As Mark Twain wrote “….no recorded event has occurred in the world but Damascus was in existence to receive news of it.” Damascus and Aleppo vie for the title of ‘oldest continually inhabited city in the world’. With its Biblical associations, souqs, visual evidence of continuous occupation from Hellenistic times through Roman, Byzantine, Arab, Ottoman and into the modern age, Damascus is a feast for the senses.
The Old City, whose walls can still be traced, includes the ‘Street called Straight’ which stretches for almost 2km across the heart of the area.
As in Aleppo, the Old City is not just for tourists, the locals live and shop here in droves, and you can buy everything from clothing (traditional Arab dress as well as the kind of fake designer stuff we see so much of in Turkey), to food, spices, sweets, jewellery, furniture and a huge range of souvenirs.
But take one of the side alleys and you are in a different world. We were in a cafe in the Old City one evening when there was a power cut, and we walked through its lanes with only the illumination of candles and lanterns from inside houses, and the odd pedestrian with a torch.

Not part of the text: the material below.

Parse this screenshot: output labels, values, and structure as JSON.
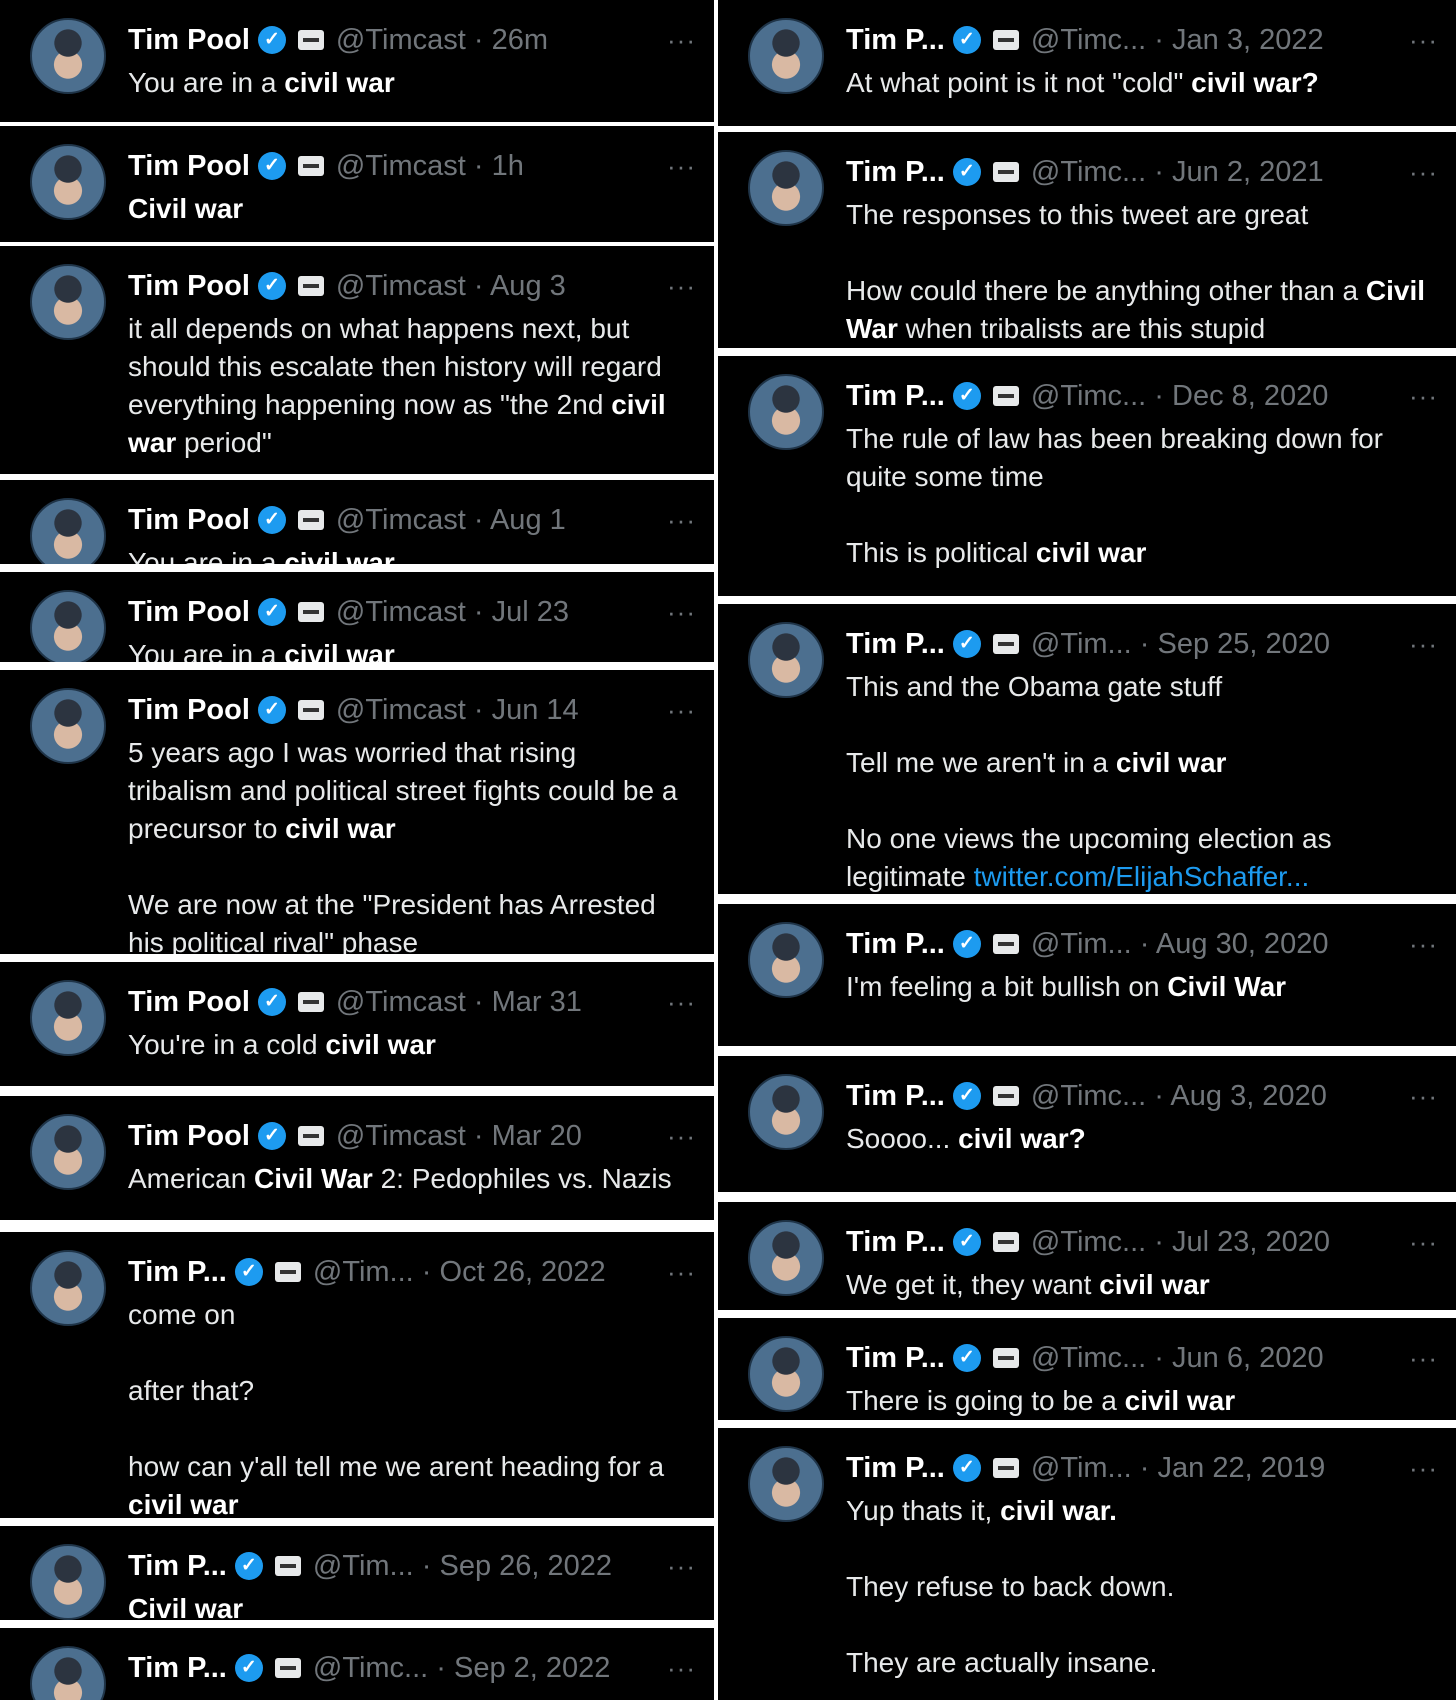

Magic.
Perhaps the most fascinating aspect of the Old City is the range of people you see here.
The city contains the fourth holiest Islamic site: the Ummayad Mosque, to which pilgrims come from all over the Islamic world.
Nearby is a Shia mosque built in the 1980s but already a focus of the exuberant style of worship unique to the Shia.
And there are grand palaces, a Christian quarter, old Damascene courtyard houses, hans and, occasionally, you may even see a woman from a village coming into the city to sell the produce from her garden which she carries balanced on her head.